Household Businesses and the Informal Sector
The VAT and PIT changes are explicit in who they target. The amendments extend relief directly to household businesses and individual entrepreneurs, a sector that has long operated in a gray zone between formal registration and informal trade. Vietnam’s economy carries a significant layer of this activity, particularly in food, retail, services, and small-scale manufacturing.
This is one of the more consequential parts of the reform, even if it is less discussed in financial commentary. Bringing semi-formal operators into a structured exemption regime, rather than simply taxing them at standard rates when they surface in enforcement actions, changes the incentive to formalize.

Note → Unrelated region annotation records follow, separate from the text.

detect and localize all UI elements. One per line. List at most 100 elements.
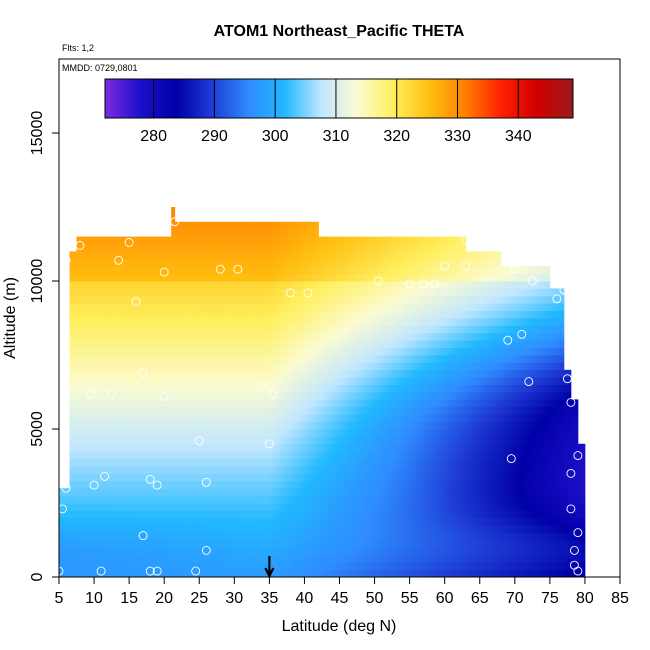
heatmap-cell xyxy=(97,244,102,252)
heatmap-cell xyxy=(230,281,235,289)
heatmap-cell xyxy=(108,384,112,393)
heatmap-cell xyxy=(392,517,396,526)
heatmap-cell xyxy=(185,429,190,437)
heatmap-cell xyxy=(367,406,372,415)
heatmap-cell xyxy=(427,340,432,348)
heatmap-cell xyxy=(171,540,176,548)
heatmap-cell xyxy=(307,340,312,348)
heatmap-cell xyxy=(335,436,340,445)
heatmap-cell xyxy=(392,318,396,326)
heatmap-cell xyxy=(286,429,291,437)
heatmap-cell xyxy=(381,421,386,430)
heatmap-cell xyxy=(286,451,291,459)
heatmap-cell xyxy=(279,451,284,459)
heatmap-cell xyxy=(129,421,134,430)
heatmap-cell xyxy=(290,244,295,252)
heatmap-cell xyxy=(164,436,169,445)
heatmap-cell xyxy=(129,495,134,504)
heatmap-cell xyxy=(178,488,183,496)
heatmap-cell xyxy=(199,377,204,385)
heatmap-cell xyxy=(248,362,253,371)
heatmap-cell xyxy=(265,414,270,422)
heatmap-cell xyxy=(97,347,102,356)
heatmap-cell xyxy=(139,554,144,563)
heatmap-cell xyxy=(304,295,309,304)
heatmap-cell xyxy=(202,503,207,511)
heatmap-cell xyxy=(423,340,428,348)
heatmap-cell xyxy=(136,251,141,260)
heatmap-cell xyxy=(171,510,176,519)
heatmap-cell xyxy=(276,303,281,311)
heatmap-cell xyxy=(255,466,260,474)
heatmap-cell xyxy=(143,273,148,282)
heatmap-cell xyxy=(248,303,253,311)
heatmap-cell xyxy=(378,266,382,274)
heatmap-cell xyxy=(143,362,148,371)
heatmap-cell xyxy=(325,517,330,526)
heatmap-cell xyxy=(332,458,337,467)
heatmap-cell xyxy=(300,525,305,533)
heatmap-cell xyxy=(80,525,84,533)
heatmap-cell xyxy=(311,236,316,245)
heatmap-cell xyxy=(108,414,112,422)
heatmap-cell xyxy=(241,525,246,533)
heatmap-cell xyxy=(160,236,165,245)
heatmap-cell xyxy=(87,480,91,489)
heatmap-cell xyxy=(321,540,326,548)
heatmap-cell xyxy=(199,458,204,467)
heatmap-cell xyxy=(227,384,232,393)
heatmap-cell xyxy=(153,480,158,489)
heatmap-cell xyxy=(139,451,144,459)
heatmap-cell xyxy=(339,340,344,348)
heatmap-cell xyxy=(118,288,123,297)
heatmap-cell xyxy=(220,377,225,385)
heatmap-cell xyxy=(206,443,211,452)
heatmap-cell xyxy=(332,392,337,400)
heatmap-cell xyxy=(73,369,77,378)
heatmap-cell xyxy=(209,503,214,511)
heatmap-cell xyxy=(150,503,155,511)
heatmap-cell xyxy=(350,466,354,474)
heatmap-cell xyxy=(202,554,207,563)
heatmap-cell xyxy=(80,384,84,393)
heatmap-cell xyxy=(293,355,298,363)
heatmap-cell xyxy=(62,532,67,541)
heatmap-cell xyxy=(157,251,162,260)
heatmap-cell xyxy=(69,495,74,504)
heatmap-cell xyxy=(406,318,411,326)
heatmap-cell xyxy=(314,384,319,393)
heatmap-cell xyxy=(59,510,63,519)
heatmap-cell xyxy=(269,318,274,326)
heatmap-cell xyxy=(276,325,281,334)
heatmap-cell xyxy=(357,281,361,289)
heatmap-cell xyxy=(213,540,218,548)
heatmap-cell xyxy=(192,251,197,260)
heatmap-cell xyxy=(276,347,281,356)
heatmap-cell xyxy=(427,488,432,496)
heatmap-cell xyxy=(171,318,176,326)
heatmap-cell xyxy=(227,503,232,511)
heatmap-cell xyxy=(265,347,270,356)
heatmap-cell xyxy=(300,281,305,289)
heatmap-cell xyxy=(413,377,418,385)
heatmap-cell xyxy=(230,540,235,548)
heatmap-cell xyxy=(399,421,404,430)
heatmap-cell xyxy=(343,340,347,348)
heatmap-cell xyxy=(216,303,221,311)
heatmap-cell xyxy=(76,414,81,422)
heatmap-cell xyxy=(371,251,375,260)
heatmap-cell xyxy=(420,295,425,304)
heatmap-cell xyxy=(399,443,404,452)
heatmap-cell xyxy=(143,288,148,297)
heatmap-cell xyxy=(101,503,105,511)
heatmap-cell xyxy=(395,414,400,422)
heatmap-cell xyxy=(307,310,312,319)
heatmap-cell xyxy=(234,414,239,422)
heatmap-cell xyxy=(325,251,330,260)
heatmap-cell xyxy=(174,451,179,459)
heatmap-cell xyxy=(318,303,323,311)
heatmap-cell xyxy=(357,554,361,563)
heatmap-cell xyxy=(430,517,435,526)
heatmap-cell xyxy=(427,436,432,445)
heatmap-cell xyxy=(244,325,249,334)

Complying becomes less costly. The threshold mechanism means smaller operators are not immediately hit with full statutory rates the moment they register.
Whether that translates into measurable formalization will depend on how agencies implement and communicate the thresholds, and on what the exemption floors are actually set at once implementing decrees are issued. Those decrees have not yet been published as of this writing.
Electric Vehicles and the Special Consumption Tax Roadmap
The special consumption tax amendments address a separate policy priority. Battery electric vehicles with fewer than 24 seats retain preferential SCT treatment under the new framework, but the legislation introduces a staged roadmap for gradual rate increases over time.
This signals something important for anyone tracking Vietnam’s EV market. The government is not removing the preferential treatment, but it is signaling that the current incentive structure has a defined arc. Buyers and manufacturers now have visibility into a trajectory rather than an open-ended benefit.
That staged approach tends to accelerate near-term purchasing decisions. Consumers who were considering an EV purchase in the medium term have a reason to move that timeline forward. For manufacturers and distributors, it sets a planning horizon.
The specific rate figures and the timing of each staged increase are among the details still pending from implementing guidance.
What Requires Further Clarity
Several elements of the legislation remain subject to implementing decrees that have not yet been issued. The exact exemption thresholds for VAT, PIT, and CIT have not been publicly confirmed at the revenue levels the government intends to set. The specific agencies responsible for publishing and adjusting those thresholds, the SCT timetable for BEVs, and any transitional provisions for businesses that have already filed for the January to April 2026 period are outstanding questions.
The retroactivity provision is the most immediate compliance risk.
The retroactivity provision is the most immediate compliance risk. Businesses operating between January 1 and April 24, 2026, were doing so under a different legal framework, or at least a different expectation of one. The amendments change that retroactively, which may create both opportunities and obligations depending on how a business’s revenue falls relative to the thresholds once they are confirmed.
Tax advisors and legal counsel are the appropriate channel for navigating that exposure. The law is passed. The implementing guidance is the next critical document to watch.
A Framework Built for Flexibility, Not Certainty
This is not a reform that gives businesses a clean, simple answer. It gives Vietnam’s government a more adaptable set of tools, which is a different thing entirely.
The design is deliberate. Revenue-based exemption thresholds that can be adjusted administratively are more nimble than fixed statutory rates, but they also require businesses to stay current with regulatory developments rather than planning around a static framework.
For Vietnam’s small business community, the amendments represent genuine structural relief, particularly for household operators who have previously sat outside formal exemption regimes. The shape of that relief will become clearer once the implementing decrees arrive. Until then, the law is in force, the retroactive date has passed, and the planning conversation should already be underway.